While you may not be guilty as charged by your partner for whatever suspicion of addictive act out, you can offer understanding as to why your partner is suspicious. The reason you struggle to do this is because you have not separated yourself from your past addictive behavior and you try to run from any accusation and suspicion. This is a result of not doing enough work of separating the shame of your past addictive behavior from who you are and what you historically did. This applies even if what you did occurred yesterday. When you don’t do your shame work you will remain reactive and defensive because you will still be operating from the mentality that what you do determines who you are. Shame will need to be replaced with compassion toward self (not excuse making) which can generate compassion and understanding toward your partner’s reaction. This will take conditioning. When you respond to your partner’s anxiety with your own reactivity, it will be helpful and strengthen validation skills for you to circle back and apologize for your own reactivity. It is humbling but very effective.
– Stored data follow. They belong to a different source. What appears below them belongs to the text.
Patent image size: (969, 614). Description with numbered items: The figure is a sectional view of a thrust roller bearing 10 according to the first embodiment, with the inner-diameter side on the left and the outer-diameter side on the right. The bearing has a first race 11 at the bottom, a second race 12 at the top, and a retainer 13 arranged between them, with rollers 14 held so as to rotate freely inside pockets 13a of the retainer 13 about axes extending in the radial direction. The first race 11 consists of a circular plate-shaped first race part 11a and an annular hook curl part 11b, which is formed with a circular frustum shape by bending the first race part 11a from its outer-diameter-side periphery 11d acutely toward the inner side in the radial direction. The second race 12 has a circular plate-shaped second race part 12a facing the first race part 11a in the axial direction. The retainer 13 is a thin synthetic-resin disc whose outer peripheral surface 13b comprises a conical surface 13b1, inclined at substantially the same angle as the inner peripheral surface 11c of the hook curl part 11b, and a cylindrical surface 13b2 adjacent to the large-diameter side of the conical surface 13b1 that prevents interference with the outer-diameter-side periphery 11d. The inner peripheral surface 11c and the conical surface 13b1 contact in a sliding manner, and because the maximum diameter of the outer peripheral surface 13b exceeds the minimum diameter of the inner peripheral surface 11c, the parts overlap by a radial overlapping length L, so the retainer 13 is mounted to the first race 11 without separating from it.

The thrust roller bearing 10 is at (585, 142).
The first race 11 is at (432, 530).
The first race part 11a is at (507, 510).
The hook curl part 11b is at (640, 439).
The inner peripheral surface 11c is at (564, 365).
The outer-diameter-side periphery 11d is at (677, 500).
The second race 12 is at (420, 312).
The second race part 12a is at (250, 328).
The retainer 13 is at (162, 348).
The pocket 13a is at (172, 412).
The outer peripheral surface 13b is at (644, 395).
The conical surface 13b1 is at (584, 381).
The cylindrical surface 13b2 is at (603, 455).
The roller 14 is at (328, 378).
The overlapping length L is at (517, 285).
After 9 years of successful sobriety and deepened serenity, our friend Tim has positioned himself to employ an external boundary with his partner. He can request from his partner that rather than judge, accuse and investigate him as liable as charged, that his partner shift to sharing the fear, anxiety underneath the reactivity. Then the partner can ask for reassurance that all is well or not, in order to more effectively manage their emotional reactivity. If the partner does not honor the request, then it will be important to detach from the intrusive behavior and practice not personalizing.
As you can see, fleshing out these steps where the rubber meets the road will involve failure on both sides of the street. Yet, these steps are a map and when you get detoured or knocked down with failure by your own efforts, you can stand up, figured out what happened on your part and get back on track. In order to do this work you will need to practice becoming keenly aware of how and when you gave your power away to reactivity and take it back. This is necessary to shift from being the “identified patient” to deepening relational intimacy.